Yvette Lucas, Chairs of Inclusion artist and WAE Beyond program coordinator, talks about the inspiration she receives from nature and the lovely thoughts and feelings that inspired the Care Chair.
- What is your education and background as an artist?
I earned a Bachelor of Fine Arts degree at Cooper Union, completed undergraduate work at Mason Gross School of the Arts (Rutgers University), and did supplemental study at the School of Visual Arts (NYC).
- What inspires you?
Nature. I love to visit woods, parks, and gardens. I’m also inspired by the work of other artists no matter what medium they use.
- How would you describe your artistic style and your process?
My subject matter centers on the outdoors and our responses to the elements in it. I like to create a portrait of the subject or place I am exploring. I’m an observer, so I put myself in situations where I may have the opportunity to capture a hidden world.
- What initially inspired your Chair concept?
I began by thinking about what universally binds and includes all of us and came up with the concept of the Care Chair. We all have people we love, so what do we want for them? How do we let people feel cared for and comforted?
- What was your experience working at the WAE Center on your Chair?
I worked a bit differently than the project initially called for, in that the members who worked with me did not physically work on the chair itself. They used their thoughts and feelings about what they wanted for the people who came to sit in the chair. Those words are printed onto the arms and seat to envelop those who come to sit in it. I was moved by the depth and variation of the responses. There are words of advice, wishes for peace, comfort, romance, and deliverance.
- Did your Chair concept change or evolve as you worked with the Center’s artists?

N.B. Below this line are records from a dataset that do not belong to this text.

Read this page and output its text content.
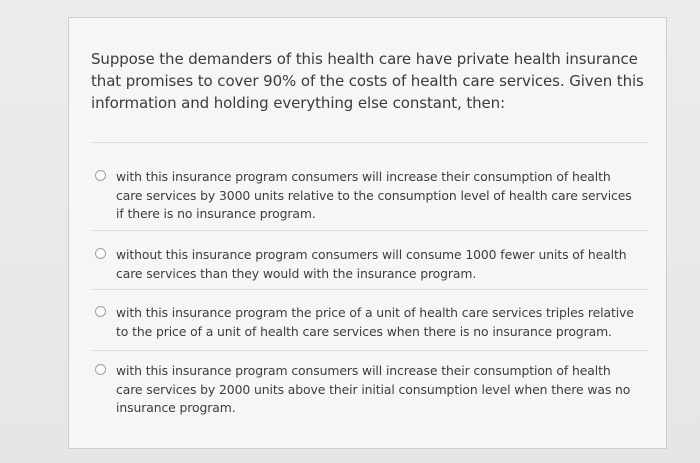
Suppose the demanders of this health care have private health insurance that promises to cover 90% of the costs of health care services. Given this information and holding everything else constant, then:
with this insurance program consumers will increase their consumption of health care services by 3000 units relative to the consumption level of health care services if there is no insurance program.
without this insurance program consumers will consume 1000 fewer units of health care services than they would with the insurance program.
with this insurance program the price of a unit of health care services triples relative to the price of a unit of health care services when there is no insurance program.
with this insurance program consumers will increase their consumption of health care services by 2000 units above their initial consumption level when there was no insurance program.
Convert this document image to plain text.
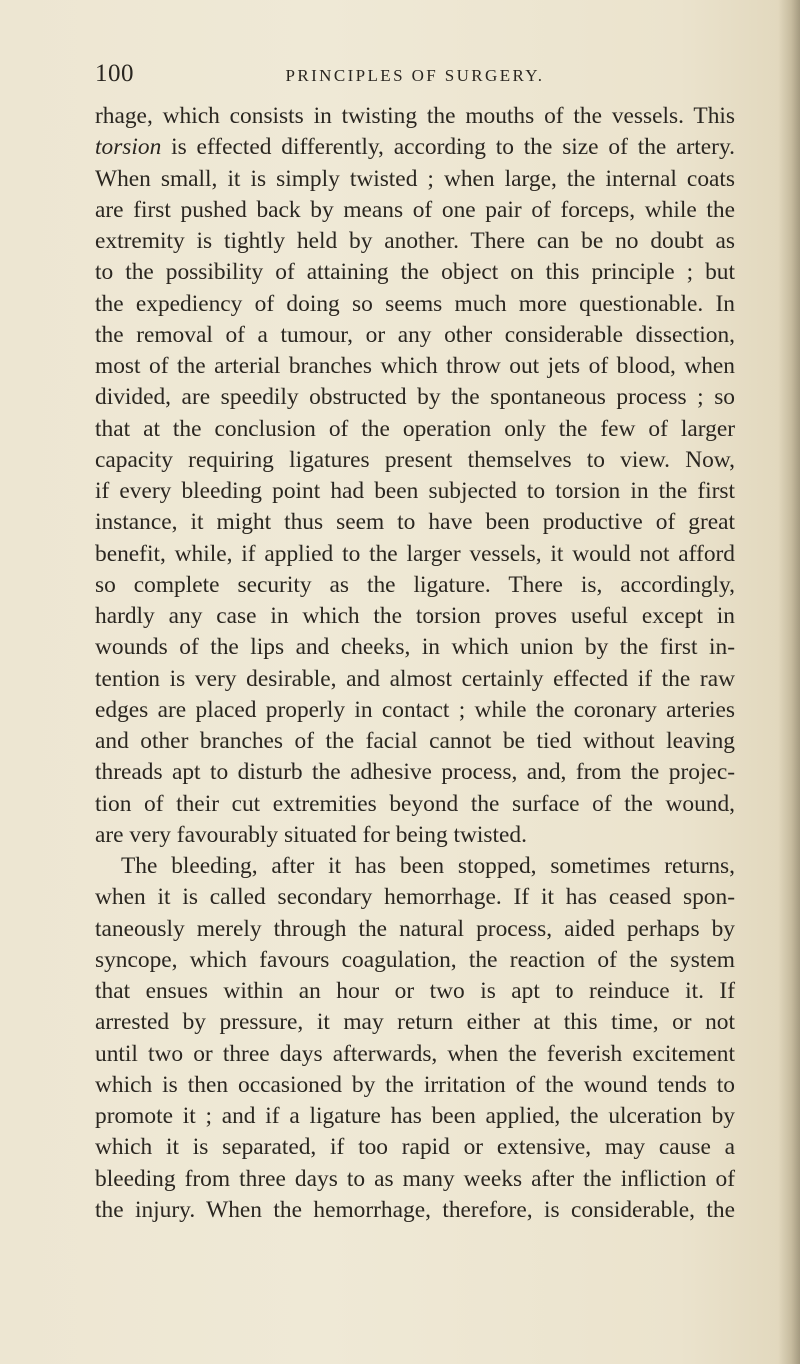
100	PRINCIPLES OF SURGERY.
rhage, which consists in twisting the mouths of the vessels. This
torsion is effected differently, according to the size of the artery.
When small, it is simply twisted ; when large, the internal coats
are first pushed back by means of one pair of forceps, while the
extremity is tightly held by another. There can be no doubt as
to the possibility of attaining the object on this principle ; but
the expediency of doing so seems much more questionable. In
the removal of a tumour, or any other considerable dissection,
most of the arterial branches which throw out jets of blood, when
divided, are speedily obstructed by the spontaneous process ; so
that at the conclusion of the operation only the few of larger
capacity requiring ligatures present themselves to view. Now,
if every bleeding point had been subjected to torsion in the first
instance, it might thus seem to have been productive of great
benefit, while, if applied to the larger vessels, it would not afford
so complete security as the ligature. There is, accordingly,
hardly any case in which the torsion proves useful except in
wounds of the lips and cheeks, in which union by the first in-
tention is very desirable, and almost certainly effected if the raw
edges are placed properly in contact ; while the coronary arteries
and other branches of the facial cannot be tied without leaving
threads apt to disturb the adhesive process, and, from the projec-
tion of their cut extremities beyond the surface of the wound,
are very favourably situated for being twisted.
The bleeding, after it has been stopped, sometimes returns,
when it is called secondary hemorrhage. If it has ceased spon-
taneously merely through the natural process, aided perhaps by
syncope, which favours coagulation, the reaction of the system
that ensues within an hour or two is apt to reinduce it. If
arrested by pressure, it may return either at this time, or not
until two or three days afterwards, when the feverish excitement
which is then occasioned by the irritation of the wound tends to
promote it ; and if a ligature has been applied, the ulceration by
which it is separated, if too rapid or extensive, may cause a
bleeding from three days to as many weeks after the infliction of
the injury. When the hemorrhage, therefore, is considerable, the
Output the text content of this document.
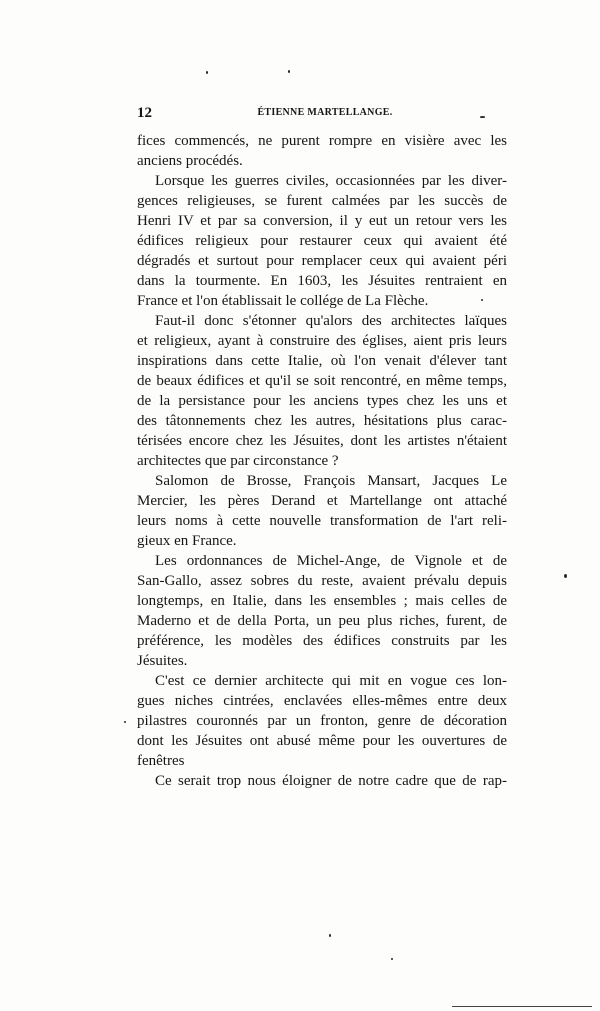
12	ÉTIENNE MARTELLANGE.
fices commencés, ne purent rompre en visière avec les
anciens procédés.
Lorsque les guerres civiles, occasionnées par les diver-
gences religieuses, se furent calmées par les succès de
Henri IV et par sa conversion, il y eut un retour vers les
édifices religieux pour restaurer ceux qui avaient été
dégradés et surtout pour remplacer ceux qui avaient péri
dans la tourmente. En 1603, les Jésuites rentraient en
France et l'on établissait le collége de La Flèche.
Faut-il donc s'étonner qu'alors des architectes laïques
et religieux, ayant à construire des églises, aient pris leurs
inspirations dans cette Italie, où l'on venait d'élever tant
de beaux édifices et qu'il se soit rencontré, en même temps,
de la persistance pour les anciens types chez les uns et
des tâtonnements chez les autres, hésitations plus carac-
térisées encore chez les Jésuites, dont les artistes n'étaient
architectes que par circonstance ?
Salomon de Brosse, François Mansart, Jacques Le
Mercier, les pères Derand et Martellange ont attaché
leurs noms à cette nouvelle transformation de l'art reli-
gieux en France.
Les ordonnances de Michel-Ange, de Vignole et de
San-Gallo, assez sobres du reste, avaient prévalu depuis
longtemps, en Italie, dans les ensembles ; mais celles de
Maderno et de della Porta, un peu plus riches, furent, de
préférence, les modèles des édifices construits par les
Jésuites.
C'est ce dernier architecte qui mit en vogue ces lon-
gues niches cintrées, enclavées elles-mêmes entre deux
pilastres couronnés par un fronton, genre de décoration
dont les Jésuites ont abusé même pour les ouvertures de
fenêtres
Ce serait trop nous éloigner de notre cadre que de rap-
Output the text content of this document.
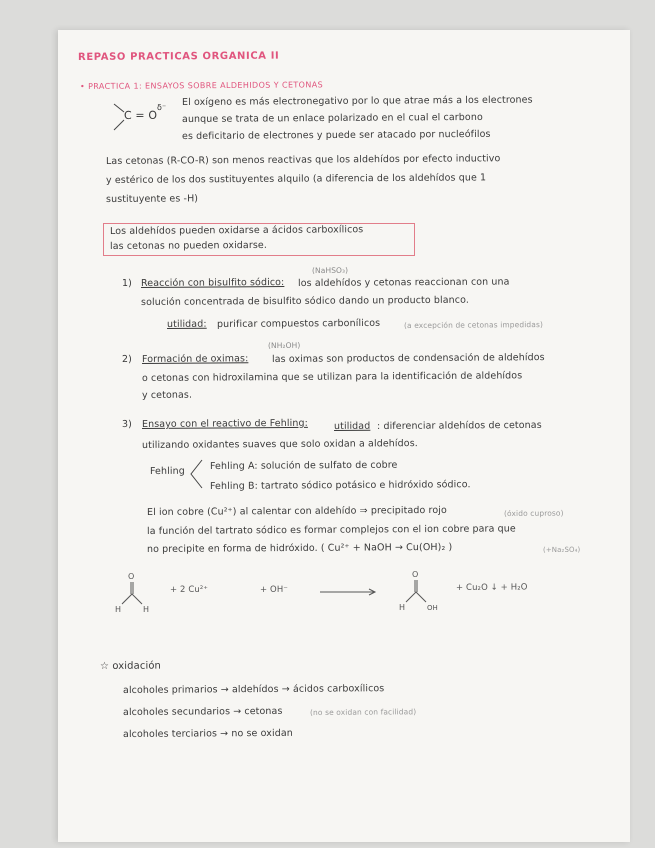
REPASO PRACTICAS ORGANICA II
• PRACTICA 1: ENSAYOS SOBRE ALDEHIDOS Y CETONAS
C = O
δ⁻ El oxígeno es más electronegativo por lo que atrae más a los electrones
aunque se trata de un enlace polarizado en el cual el carbono
es deficitario de electrones y puede ser atacado por nucleófilos
Las cetonas (R-CO-R) son menos reactivas que los aldehídos por efecto inductivo
y estérico de los dos sustituyentes alquilo (a diferencia de los aldehídos que 1
sustituyente es -H)
Los aldehídos pueden oxidarse a ácidos carboxílicos
las cetonas no pueden oxidarse.
(NaHSO₃)
1) Reacción con bisulfito sódico: los aldehídos y cetonas reaccionan con una
solución concentrada de bisulfito sódico dando un producto blanco.
utilidad: purificar compuestos carbonílicos	(a excepción de cetonas impedidas)
(NH₂OH)
2) Formación de oximas: las oximas son productos de condensación de aldehídos
o cetonas con hidroxilamina que se utilizan para la identificación de aldehídos
y cetonas.
3) Ensayo con el reactivo de Fehling:	utilidad : diferenciar aldehídos de cetonas
utilizando oxidantes suaves que solo oxidan a aldehídos.
Fehling	Fehling A: solución de sulfato de cobre
Fehling B: tartrato sódico potásico e hidróxido sódico.
El ion cobre (Cu²⁺) al calentar con aldehído ⇒ precipitado rojo	(óxido cuproso)
la función del tartrato sódico es formar complejos con el ion cobre para que
no precipite en forma de hidróxido. ( Cu²⁺ + NaOH → Cu(OH)₂ )	(+Na₂SO₄)
O
H	H
+ 2 Cu²⁺	+ OH⁻
O
H	OH
+ Cu₂O ↓ + H₂O
☆ oxidación
alcoholes primarios → aldehídos → ácidos carboxílicos
alcoholes secundarios → cetonas	(no se oxidan con facilidad)
alcoholes terciarios → no se oxidan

I was going to have a group discussion with six WAE Center members, but that didn’t work out well, scheduling-wise, so I met with each one individually. I’m glad this happened because I don’t think I would have gotten such personal responses in a group setting. I wound up interviewing 12 people all together. I am grateful for the opportunity to have had those personal conversations. I have a much more complete appreciation of everyone as individuals, which is the first step to inclusion.
- What does Inclusion mean to you?
The feeling of belonging without having to compromise your personality or values. The freedom to be you and to be accepted as-is.
- What do you do when you’re not creating art?
I work at JSDD’s WAE Center as the program coordinator of WAE Beyond, an after-hours program for adults with developmental disabilities. I am also the current president of Studio Montclair, a local arts organization of professional and emerging artists and others interested in art that promotes culture and education in the visual arts.
- What words do you live by?
To see Christ in all people, which means to treat everyone with love and respect and to see how we are all connected. I’m not always successful, but I’m a work in progress too.
- What is your next project?
I Just came back from a workshop that explores a new printmaking photo intaglio technique. I’ll try working larger and more experimentally with that process.